The court has often drifted far away from public views, insisting that its interpretation of the constitution is superior to popular opinion. But there are definite limits to how far the court could go. For example, if the court were to declare that the Social Security Program was unconstitutional, this would be unacceptable to the American people and the most likely outcome would be to ignore the court.  

The court understands that if it drifts too far from public opinion, it will be discredited and the political system will change the court. When the court was declaring many of the legislative acts of the New Deal as unconstitutional, Roosevelt tried to expand the number of justices. That effort failed but the court got the point and stopped rejecting the New Deal legislation.  
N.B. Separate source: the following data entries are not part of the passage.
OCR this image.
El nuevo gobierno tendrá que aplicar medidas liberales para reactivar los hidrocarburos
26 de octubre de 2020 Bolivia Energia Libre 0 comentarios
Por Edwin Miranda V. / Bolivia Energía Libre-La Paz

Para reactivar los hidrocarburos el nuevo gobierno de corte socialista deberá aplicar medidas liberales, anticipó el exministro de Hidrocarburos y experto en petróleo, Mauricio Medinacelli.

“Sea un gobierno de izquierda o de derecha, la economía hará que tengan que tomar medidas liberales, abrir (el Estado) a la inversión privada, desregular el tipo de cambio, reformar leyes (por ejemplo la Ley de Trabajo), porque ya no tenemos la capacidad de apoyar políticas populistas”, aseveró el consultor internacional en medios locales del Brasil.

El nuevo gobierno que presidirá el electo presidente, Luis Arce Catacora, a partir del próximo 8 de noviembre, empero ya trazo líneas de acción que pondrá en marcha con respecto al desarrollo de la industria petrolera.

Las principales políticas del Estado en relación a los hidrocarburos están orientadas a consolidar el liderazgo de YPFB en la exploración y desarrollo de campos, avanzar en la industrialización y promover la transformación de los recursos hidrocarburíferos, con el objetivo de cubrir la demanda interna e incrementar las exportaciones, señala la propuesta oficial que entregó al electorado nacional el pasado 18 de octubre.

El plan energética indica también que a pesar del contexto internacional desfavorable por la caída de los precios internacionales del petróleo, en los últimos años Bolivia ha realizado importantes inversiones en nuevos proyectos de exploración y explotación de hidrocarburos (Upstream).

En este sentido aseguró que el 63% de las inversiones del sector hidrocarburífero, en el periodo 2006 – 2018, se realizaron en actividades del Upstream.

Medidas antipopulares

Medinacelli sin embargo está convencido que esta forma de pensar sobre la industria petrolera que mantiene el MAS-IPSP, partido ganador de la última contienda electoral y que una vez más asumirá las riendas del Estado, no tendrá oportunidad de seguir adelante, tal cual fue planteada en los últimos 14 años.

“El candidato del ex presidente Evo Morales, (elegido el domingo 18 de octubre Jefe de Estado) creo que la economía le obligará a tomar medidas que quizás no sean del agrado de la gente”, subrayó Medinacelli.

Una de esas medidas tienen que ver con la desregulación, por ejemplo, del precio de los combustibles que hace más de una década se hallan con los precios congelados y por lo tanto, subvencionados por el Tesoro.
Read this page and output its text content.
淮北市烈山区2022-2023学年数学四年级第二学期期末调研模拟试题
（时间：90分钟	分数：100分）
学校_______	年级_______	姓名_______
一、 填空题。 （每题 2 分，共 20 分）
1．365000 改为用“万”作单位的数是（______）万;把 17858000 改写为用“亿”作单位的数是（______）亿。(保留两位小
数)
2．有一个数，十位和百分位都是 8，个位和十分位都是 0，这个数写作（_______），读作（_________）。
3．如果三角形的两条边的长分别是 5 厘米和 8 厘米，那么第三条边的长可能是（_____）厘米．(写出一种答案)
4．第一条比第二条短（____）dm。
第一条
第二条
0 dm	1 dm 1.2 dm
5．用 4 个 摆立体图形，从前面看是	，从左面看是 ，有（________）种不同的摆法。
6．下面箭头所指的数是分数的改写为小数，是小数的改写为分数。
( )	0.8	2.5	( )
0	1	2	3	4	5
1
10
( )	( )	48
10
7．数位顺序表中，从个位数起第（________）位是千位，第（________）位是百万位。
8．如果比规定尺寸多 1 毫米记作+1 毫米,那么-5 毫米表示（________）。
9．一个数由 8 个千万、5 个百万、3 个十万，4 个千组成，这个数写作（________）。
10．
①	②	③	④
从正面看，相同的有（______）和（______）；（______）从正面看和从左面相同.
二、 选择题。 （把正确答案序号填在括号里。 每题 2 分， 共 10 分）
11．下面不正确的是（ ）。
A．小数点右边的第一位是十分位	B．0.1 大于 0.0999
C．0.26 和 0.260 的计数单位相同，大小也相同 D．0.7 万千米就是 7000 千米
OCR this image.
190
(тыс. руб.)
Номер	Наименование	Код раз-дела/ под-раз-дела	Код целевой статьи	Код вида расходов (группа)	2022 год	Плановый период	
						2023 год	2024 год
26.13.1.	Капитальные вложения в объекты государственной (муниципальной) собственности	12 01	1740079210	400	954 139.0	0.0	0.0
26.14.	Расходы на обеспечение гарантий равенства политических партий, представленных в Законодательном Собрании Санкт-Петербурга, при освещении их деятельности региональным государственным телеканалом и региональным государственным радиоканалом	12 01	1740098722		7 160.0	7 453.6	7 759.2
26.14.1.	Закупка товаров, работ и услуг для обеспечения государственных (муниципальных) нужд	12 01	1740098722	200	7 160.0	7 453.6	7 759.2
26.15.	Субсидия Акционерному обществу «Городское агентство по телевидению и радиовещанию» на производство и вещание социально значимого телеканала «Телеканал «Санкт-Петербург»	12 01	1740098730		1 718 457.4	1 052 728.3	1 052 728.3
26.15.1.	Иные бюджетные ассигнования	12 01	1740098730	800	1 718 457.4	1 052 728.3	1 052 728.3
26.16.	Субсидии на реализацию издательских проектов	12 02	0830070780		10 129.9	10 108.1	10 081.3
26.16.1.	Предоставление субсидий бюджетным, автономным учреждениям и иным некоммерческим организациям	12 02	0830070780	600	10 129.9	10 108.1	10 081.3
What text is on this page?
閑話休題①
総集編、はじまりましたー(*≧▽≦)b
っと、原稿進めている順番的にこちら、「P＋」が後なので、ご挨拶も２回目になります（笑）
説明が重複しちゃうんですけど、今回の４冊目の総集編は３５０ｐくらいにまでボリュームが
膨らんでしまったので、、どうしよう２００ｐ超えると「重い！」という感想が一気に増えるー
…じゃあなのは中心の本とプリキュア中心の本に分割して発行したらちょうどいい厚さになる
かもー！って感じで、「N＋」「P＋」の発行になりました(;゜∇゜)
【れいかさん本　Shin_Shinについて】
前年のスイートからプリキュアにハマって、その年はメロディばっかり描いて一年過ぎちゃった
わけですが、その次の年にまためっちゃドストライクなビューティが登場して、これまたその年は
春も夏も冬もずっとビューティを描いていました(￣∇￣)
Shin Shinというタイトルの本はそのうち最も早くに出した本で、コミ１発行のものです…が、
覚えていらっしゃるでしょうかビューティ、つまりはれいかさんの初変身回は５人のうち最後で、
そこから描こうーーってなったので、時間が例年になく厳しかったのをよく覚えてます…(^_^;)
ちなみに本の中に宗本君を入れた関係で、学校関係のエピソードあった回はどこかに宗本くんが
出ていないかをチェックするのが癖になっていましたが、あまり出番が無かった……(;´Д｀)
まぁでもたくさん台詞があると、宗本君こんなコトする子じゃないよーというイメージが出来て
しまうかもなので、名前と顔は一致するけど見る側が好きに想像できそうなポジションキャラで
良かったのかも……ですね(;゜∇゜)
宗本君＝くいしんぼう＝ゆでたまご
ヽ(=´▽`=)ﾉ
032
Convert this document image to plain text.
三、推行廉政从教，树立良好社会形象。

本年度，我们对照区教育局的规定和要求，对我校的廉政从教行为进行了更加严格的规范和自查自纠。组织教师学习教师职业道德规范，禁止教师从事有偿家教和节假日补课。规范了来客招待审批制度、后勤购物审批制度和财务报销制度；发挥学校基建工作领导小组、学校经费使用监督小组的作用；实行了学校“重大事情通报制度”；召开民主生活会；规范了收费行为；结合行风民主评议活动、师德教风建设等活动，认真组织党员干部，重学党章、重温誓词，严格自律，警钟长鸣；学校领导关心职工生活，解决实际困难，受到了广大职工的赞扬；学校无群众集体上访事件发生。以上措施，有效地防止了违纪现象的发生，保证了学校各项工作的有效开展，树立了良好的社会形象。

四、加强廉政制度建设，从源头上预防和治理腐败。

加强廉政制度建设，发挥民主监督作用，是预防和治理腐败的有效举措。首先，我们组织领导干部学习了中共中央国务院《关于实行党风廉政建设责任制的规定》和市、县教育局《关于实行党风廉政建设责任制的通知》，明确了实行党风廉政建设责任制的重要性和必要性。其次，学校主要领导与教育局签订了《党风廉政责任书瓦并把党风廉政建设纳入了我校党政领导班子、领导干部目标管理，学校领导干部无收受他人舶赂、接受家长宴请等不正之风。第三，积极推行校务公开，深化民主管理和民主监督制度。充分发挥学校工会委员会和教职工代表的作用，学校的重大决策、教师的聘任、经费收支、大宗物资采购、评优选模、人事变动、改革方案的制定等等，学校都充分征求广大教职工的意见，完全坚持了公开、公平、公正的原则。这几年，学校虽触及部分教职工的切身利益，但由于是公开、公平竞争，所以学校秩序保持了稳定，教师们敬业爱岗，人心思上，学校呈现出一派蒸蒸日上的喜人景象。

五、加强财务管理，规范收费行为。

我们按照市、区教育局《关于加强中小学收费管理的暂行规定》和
The Supreme Court operates within a democratic system and must respect the will of the people.

5. The need for modernization

The court will not survive in its present form. Terms of service must be limited. It is ridiculous for one person to serve in such a vital position for 30 years without refreshment of knowledge or experience. A ten-year term for a federal judge is long enough. If one is promoted from one level to another, then the total service will be longer, but one serves ten years and then finds another job.  

Further, a major effort should be made to bring the modern world into the Supreme Court. Why can a scientist or a social scientist or an artist not sit and widen the basis of judgments?  

Unless there is an effort to modernize the functioning and membership of the court, it will continue to be a corrupt institution with its members handing down judgments consistent with the values of the people that gave them the job.

Forrest Cookson is an economist who has served as the first president of AmCham and has been a consultant for the Bangladesh Bureau of Statistics.